He's not wrong and you are. You are not "the product", and saying such is so divorced from the truth to be nothing more than a lie at this point. "You" are not being sold, access to you is.
Look at some ads, get some great web services. Seems a fair tradeoff.
I'm not entirely sure this is a semantic argument worth wading into, but I think there's a wrinkle worth addressing in the "you're the product" mentality. In order for Google to effectively serve you ads (and convince advertisers it's worth their prices), they accumulate vast amounts of information about their users. From some perspective one's identity is largely based on or equivalent to one's purchases, tastes, interests, friendships, knowledge, etc. Advertisers (like Google) try to know as many of these as possible about everyone they can, and I can see how for many people this is equivalent to Google selling "you" -- they have a digital representation of your identity, and their ability to comprehend it is the real service that sits behind the advertising.

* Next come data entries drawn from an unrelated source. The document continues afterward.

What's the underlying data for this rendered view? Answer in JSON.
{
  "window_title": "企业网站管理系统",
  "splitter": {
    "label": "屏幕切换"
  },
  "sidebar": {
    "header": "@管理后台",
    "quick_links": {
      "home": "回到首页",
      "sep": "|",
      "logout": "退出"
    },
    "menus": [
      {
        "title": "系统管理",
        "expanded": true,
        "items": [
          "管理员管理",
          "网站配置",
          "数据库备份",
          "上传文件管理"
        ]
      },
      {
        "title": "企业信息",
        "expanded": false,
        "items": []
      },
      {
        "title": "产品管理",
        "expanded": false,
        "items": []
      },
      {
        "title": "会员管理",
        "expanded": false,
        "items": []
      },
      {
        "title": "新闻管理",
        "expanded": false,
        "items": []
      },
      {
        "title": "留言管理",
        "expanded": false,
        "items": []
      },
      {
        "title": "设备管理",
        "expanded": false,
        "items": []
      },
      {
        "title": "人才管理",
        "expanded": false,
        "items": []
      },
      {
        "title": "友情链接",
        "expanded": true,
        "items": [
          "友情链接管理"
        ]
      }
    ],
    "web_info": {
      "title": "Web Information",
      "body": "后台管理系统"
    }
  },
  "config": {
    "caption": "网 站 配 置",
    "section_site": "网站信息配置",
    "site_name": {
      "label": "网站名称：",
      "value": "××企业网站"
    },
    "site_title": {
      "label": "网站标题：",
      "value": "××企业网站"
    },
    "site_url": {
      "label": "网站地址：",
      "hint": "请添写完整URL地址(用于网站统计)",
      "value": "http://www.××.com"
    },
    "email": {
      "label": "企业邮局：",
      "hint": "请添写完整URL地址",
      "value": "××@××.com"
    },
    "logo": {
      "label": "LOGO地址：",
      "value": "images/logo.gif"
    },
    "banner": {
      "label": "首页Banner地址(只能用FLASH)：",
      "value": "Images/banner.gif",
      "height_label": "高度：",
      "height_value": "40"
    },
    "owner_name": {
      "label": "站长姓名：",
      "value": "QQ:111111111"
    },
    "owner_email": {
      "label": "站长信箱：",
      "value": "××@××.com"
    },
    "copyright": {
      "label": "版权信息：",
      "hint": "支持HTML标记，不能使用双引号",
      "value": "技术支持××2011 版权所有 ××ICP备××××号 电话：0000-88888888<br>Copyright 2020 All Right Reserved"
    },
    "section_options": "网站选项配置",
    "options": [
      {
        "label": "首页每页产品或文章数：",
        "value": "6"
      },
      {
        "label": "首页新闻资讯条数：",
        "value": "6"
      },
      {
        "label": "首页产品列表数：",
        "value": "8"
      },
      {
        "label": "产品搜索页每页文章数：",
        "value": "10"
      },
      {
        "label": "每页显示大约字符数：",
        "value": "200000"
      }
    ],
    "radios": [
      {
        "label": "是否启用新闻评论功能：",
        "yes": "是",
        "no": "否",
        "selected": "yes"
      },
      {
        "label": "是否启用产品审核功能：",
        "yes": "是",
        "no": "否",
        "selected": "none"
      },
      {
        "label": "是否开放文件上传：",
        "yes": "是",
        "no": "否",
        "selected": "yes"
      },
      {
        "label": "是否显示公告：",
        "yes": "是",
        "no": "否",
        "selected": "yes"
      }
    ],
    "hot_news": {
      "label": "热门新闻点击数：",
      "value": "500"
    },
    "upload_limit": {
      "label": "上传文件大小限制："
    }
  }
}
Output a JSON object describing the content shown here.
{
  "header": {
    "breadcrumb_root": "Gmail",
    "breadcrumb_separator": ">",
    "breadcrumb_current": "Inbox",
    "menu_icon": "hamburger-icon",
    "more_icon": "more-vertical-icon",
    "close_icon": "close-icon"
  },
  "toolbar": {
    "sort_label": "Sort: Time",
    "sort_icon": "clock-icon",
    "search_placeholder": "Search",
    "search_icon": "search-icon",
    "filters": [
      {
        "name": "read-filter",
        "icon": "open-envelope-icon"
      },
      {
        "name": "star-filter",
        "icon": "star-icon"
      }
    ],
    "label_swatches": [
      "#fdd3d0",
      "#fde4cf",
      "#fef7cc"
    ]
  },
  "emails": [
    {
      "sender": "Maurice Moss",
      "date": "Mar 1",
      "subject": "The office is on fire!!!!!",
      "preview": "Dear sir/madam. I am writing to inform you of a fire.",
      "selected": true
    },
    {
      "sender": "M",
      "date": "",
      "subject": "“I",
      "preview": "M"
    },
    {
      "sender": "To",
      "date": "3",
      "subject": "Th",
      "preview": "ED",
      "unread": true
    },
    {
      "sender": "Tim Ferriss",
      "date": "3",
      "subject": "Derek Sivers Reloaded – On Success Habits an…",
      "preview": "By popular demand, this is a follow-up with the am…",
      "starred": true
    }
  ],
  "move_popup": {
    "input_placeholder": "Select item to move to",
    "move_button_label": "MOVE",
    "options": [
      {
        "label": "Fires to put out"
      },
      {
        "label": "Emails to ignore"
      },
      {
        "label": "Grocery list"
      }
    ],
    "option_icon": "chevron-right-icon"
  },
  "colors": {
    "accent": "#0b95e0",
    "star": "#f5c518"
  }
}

I disagree that this is an argument over semantics seeing as how "Google is selling access to your attention based on what they know about you" is much less scary sounding (and more accurate) than "Google is selling you/your information".
The latter makes it sound (willfully) as if random third parties have access to the information Google has collected, which is a pretty blatant falsehood. Anyone is able to go sign up for an Adwords account and see how "targeting" works. At no point does the advertiser get to see anything about the people.
The whole "Google is selling you/You're the product" meme is a breathless, thought terminating cliche that needs to die.